Ditambahkan Nizar Rahmatu, pihaknya saat ini membuka ruang dan kesempatan kepada seluruh atlet. Ini hanya di tahun 2022. Jika melawati Tahun 2022, maka Sulteng sudah menutup diri. Mengapa.? karena kuncinya ada di Pra PON Tahun 2023.
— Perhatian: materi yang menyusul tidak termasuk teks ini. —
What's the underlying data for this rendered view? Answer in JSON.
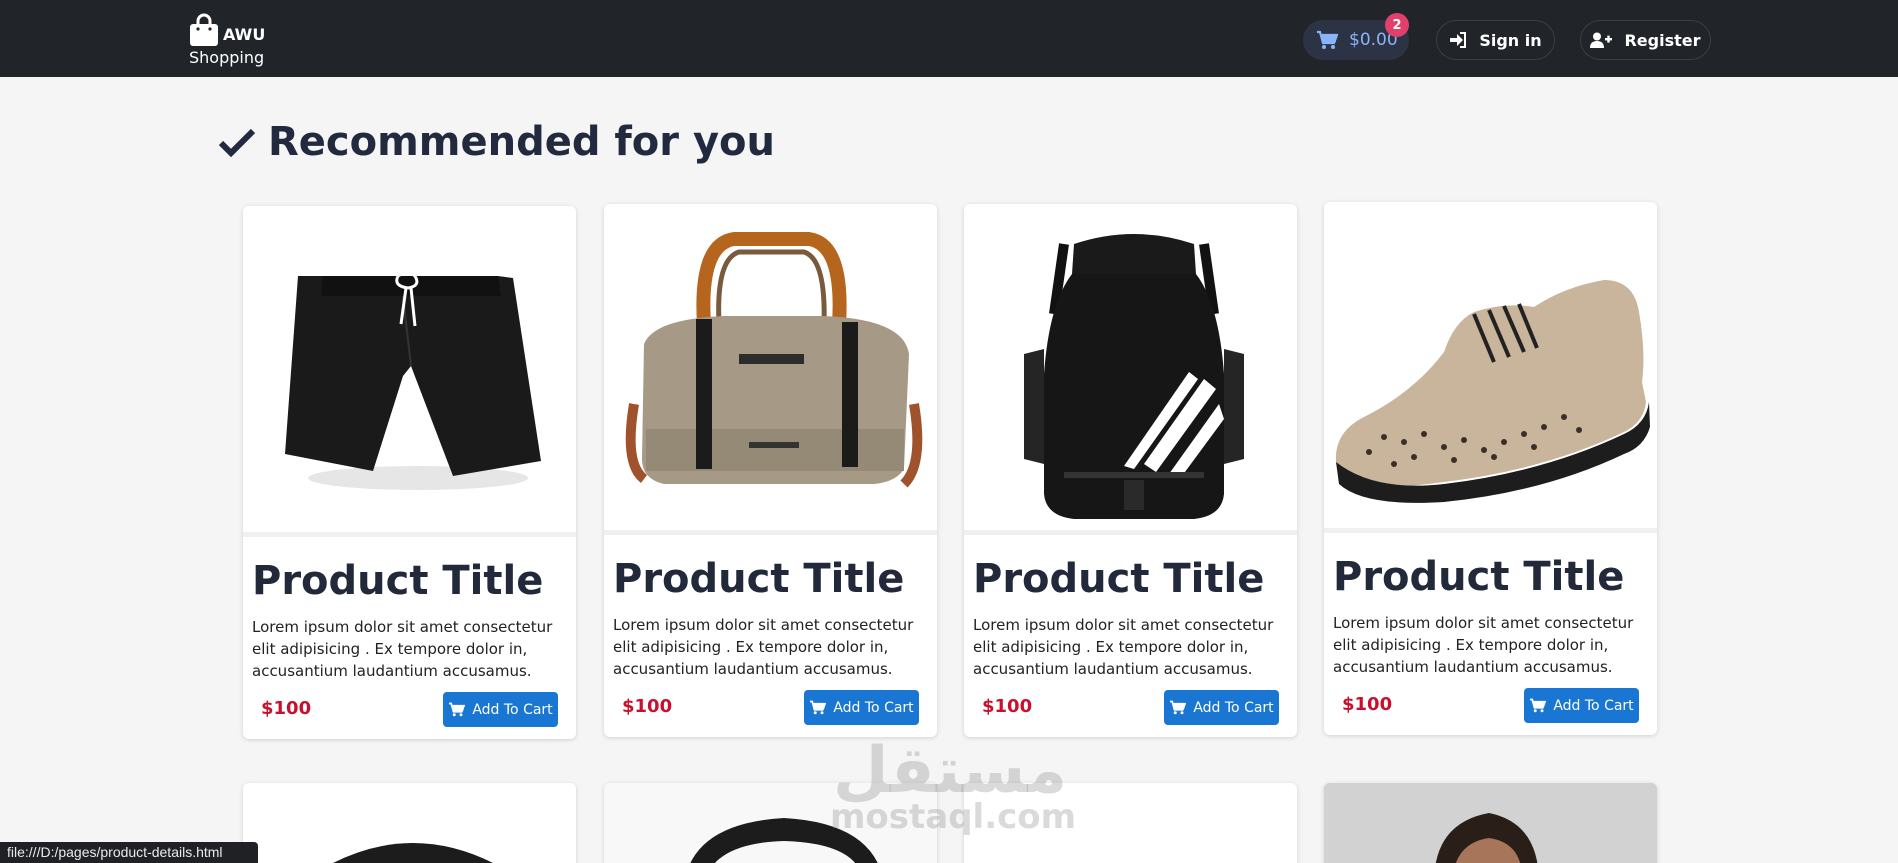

“Yang jelas kami siap membuat pernyataan hitam diatas putih serta kontrak terhadap atlet-atlet yang mau bergabung dengan skuad Sulteng baik itu putra-putri asli daerah maupun atlet dari luar yang mau bergabung dan bersedia membawa bendera Sulteng di PON Aceh-Medan Tahun 2024 mendatang. Alhamdulillah Pokja Sulteng siap dengan Nol APBD,”pungkasnya.